Ее вдруг охватывали угрызения совести, к ней возвращалась благовоспитанность, она делала реверанс королю Англии, приглашала его сесть в кресло, садилась сама. Положив ногу на ногу, она обменивалась парой слов с Его Величеством, просила его запретить ужасную канадскую песню про жаворонка, которого ощипывают, зевала, любовалась своими зубами, расстегивала верх платья, доставала свою пышную грудь и ручкой писала на ней имя возлюбленного.

Став вдруг серьезной и ответственной, она покрывала лицо и шею голубой глиной, так называемой маской красоты, и сидела, окаменев, в своем служении любви, не смея ни петь, ни говорить, чтобы не треснула подсохшая корка, иногда она подпиливала при этом ногти, но никогда не пользовалась лаком, ведь лак — это так вульгарно и вообще католические штучки. Потом наступала очередь шампуня. Сегодня вечером, вечером, шептала она, взбивая пену на волосах, массируя голову, закрыв глаза.

В восемь часов вечера она принимала последнюю за день ванну, она старалась оттянуть этот момент, чтобы предстать перед ним чудом чистоты и безупречности.

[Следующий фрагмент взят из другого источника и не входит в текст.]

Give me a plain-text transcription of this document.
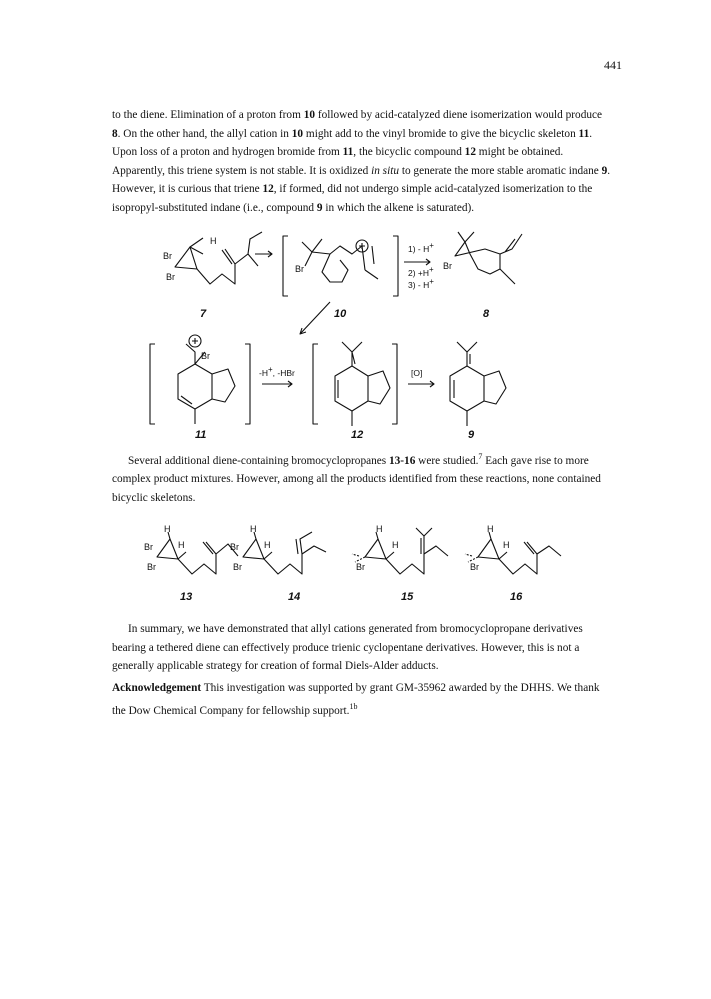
441

to the diene. Elimination of a proton from 10 followed by acid-catalyzed diene isomerization would produce 8. On the other hand, the allyl cation in 10 might add to the vinyl bromide to give the bicyclic skeleton 11. Upon loss of a proton and hydrogen bromide from 11, the bicyclic compound 12 might be obtained. Apparently, this triene system is not stable. It is oxidized in situ to generate the more stable aromatic indane 9. However, it is curious that triene 12, if formed, did not undergo simple acid-catalyzed isomerization to the isopropyl-substituted indane (i.e., compound 9 in which the alkene is saturated).

Br
Br
H
Br	Br
Br
1) - H+
2) +H+
3) - H+
-H+, -HBr	[O]
7	10	8
11	12	9

Several additional diene-containing bromocyclopropanes 13-16 were studied.$^7$ Each gave rise to more complex product mixtures. However, among all the products identified from these reactions, none contained bicyclic skeletons.

Br
Br
H
H	Br
Br
H
H
Br
H
H
Br
H
H
13	14	15	16

In summary, we have demonstrated that allyl cations generated from bromocyclopropane derivatives bearing a tethered diene can effectively produce trienic cyclopentane derivatives. However, this is not a generally applicable strategy for creation of formal Diels-Alder adducts.

Acknowledgement This investigation was supported by grant GM-35962 awarded by the DHHS. We thank the Dow Chemical Company for fellowship support.$^{1b}$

В ванной она развлекалась тем, что вынимала из воды ноги, встряхивала десятью пальцами и рассказывала себе, что это ее десять детей, справа пять маленьких девочек, слева пять маленьких мальчиков, бранила их, велела сейчас же мыться и спать и прятала их в горячую воду. Затем опять наступала очередь рассказов о себе самой и о том, что через час он будет здесь, такой высокий, с такими глазами, и будет смотреть на нее, и она будет смотреть на него, и он ей улыбнется. О, как было интересно жить!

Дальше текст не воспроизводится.